This article is part of my series on Digital Infrastructure.
There are billions of machines connected to the internet. The number was 22 billion in 2019[1], and this is projected to keep growing significantly over the next few years. And it is all our fault, with the average person owning around 4 connected devices and projected to grow to ~10 by 2025[2].
All these machines need to communicate with each other to fulfil their purpose. We've seen before an example of this, what happens when you open a Tiktok on your phone. Another common example is when you text someone. What you see as being a simple conversation on Whatsapp such as:
Is in fact much more involved. For each message that you send:
This is still a simplified view. The number of exchanges actually happening between your phone and Whatsapp's server can easily grow to hundreds, if we take into account everything that is happening under the hood.
What all these exchanges have in common however is that they're a form of communication between two devices connected to the internet, also called an Internet request. This is what we will be discussing over this article, hopefully giving you an expansive understanding of how information is transported over the internet and the various kinds of requests there is.
There will be a fair amount of technical words introduced which you can use as a starting point to deepen your understanding, or completely forget about after reading the article. The concepts we'll cover are more important than technical jargon and I hope you'll carry them over with you. I am also playing it relatively loose with the chronology of events. My goal is to introduce you to the concepts at hand, rather than make you a computer historian.
The Internet is a giant computer network spanning the globe. The technology underlying it was envisioned in the 60s as a way to link together the few networks that existed at the time, which belonged to large companies and top universities in the US. The project was named ArpaNET and mostly funded by the American DARPA agency.
While the concept of a "Network of Networks" is intriguing, what is a computer network in the first place?

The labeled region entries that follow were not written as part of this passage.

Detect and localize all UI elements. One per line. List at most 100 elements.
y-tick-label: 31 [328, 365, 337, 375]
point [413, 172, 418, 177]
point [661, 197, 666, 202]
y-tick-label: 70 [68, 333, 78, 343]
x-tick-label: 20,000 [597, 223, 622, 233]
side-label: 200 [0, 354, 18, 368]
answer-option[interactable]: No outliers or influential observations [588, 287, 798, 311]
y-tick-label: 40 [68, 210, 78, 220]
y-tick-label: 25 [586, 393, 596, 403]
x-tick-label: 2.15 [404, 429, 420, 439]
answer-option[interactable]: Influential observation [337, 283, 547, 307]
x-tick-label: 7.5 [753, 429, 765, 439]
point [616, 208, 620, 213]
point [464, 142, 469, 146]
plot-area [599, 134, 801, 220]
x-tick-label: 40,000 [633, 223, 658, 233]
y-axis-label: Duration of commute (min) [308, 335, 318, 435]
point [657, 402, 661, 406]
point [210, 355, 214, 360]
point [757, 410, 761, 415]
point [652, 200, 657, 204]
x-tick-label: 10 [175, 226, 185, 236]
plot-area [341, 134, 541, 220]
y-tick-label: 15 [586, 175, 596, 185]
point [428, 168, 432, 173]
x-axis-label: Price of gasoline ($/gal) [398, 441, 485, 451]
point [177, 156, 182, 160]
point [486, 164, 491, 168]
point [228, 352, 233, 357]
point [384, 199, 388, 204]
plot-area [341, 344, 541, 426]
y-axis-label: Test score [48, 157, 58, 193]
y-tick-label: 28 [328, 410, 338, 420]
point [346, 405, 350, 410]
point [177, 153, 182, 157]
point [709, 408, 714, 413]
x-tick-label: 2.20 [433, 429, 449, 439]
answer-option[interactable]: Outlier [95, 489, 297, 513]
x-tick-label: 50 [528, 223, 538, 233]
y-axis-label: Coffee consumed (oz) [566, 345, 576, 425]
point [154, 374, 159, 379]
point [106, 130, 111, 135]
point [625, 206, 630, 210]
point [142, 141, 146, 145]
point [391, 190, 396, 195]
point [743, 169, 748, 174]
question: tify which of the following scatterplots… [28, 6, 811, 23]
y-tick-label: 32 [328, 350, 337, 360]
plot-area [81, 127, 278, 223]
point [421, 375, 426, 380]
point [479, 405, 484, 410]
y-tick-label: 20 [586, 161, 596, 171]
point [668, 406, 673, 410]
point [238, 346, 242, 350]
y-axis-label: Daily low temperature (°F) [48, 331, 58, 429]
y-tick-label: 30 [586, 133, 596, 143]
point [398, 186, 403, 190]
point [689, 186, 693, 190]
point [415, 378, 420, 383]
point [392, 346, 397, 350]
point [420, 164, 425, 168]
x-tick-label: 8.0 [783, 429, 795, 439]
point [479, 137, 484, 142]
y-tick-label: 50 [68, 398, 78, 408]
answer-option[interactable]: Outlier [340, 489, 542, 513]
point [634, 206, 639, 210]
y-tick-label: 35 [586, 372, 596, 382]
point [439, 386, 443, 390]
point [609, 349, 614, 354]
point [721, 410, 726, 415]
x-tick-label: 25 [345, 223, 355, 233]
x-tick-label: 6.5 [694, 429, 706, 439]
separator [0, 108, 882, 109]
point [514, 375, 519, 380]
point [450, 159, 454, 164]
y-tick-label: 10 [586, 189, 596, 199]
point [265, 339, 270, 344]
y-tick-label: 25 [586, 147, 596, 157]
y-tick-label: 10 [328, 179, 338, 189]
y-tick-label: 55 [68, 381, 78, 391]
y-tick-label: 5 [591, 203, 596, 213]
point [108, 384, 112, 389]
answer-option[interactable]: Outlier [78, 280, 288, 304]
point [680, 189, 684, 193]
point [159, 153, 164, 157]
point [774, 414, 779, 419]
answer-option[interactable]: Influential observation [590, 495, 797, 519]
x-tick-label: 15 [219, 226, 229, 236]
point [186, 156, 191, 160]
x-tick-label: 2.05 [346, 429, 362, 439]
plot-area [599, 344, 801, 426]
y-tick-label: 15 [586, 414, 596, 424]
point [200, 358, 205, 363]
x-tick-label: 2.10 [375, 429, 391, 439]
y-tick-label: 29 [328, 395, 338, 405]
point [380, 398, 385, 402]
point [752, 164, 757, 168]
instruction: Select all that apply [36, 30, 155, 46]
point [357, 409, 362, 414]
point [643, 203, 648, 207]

Historical anecdote time: early computers were big, costly, and shared by multiple people in the same organization, allowing them to "have time with the computer". These early systems allowed their users to communicate with each other using a concept similar to email. Assuming you knew the username of the person you wanted to communicate with, you could leave them a message and they'll be able to see it next time they connect to this shared machine. The "To" field contained something as simple as "feynman".
This was very convenient for business and research. A researcher could finish their seismic modeling calculations, and send the result via mail to a collaborator very conveniently. Similarly, an analyst could crunch the sales numbers from last quarter and send it to sales to produce a report for the VPs.
But all of this happened in isolation. In order to communicate with someone, they had to have an account on the same machine you sent the message from. Want to collaborate on a project with a professor from another university? Tough luck.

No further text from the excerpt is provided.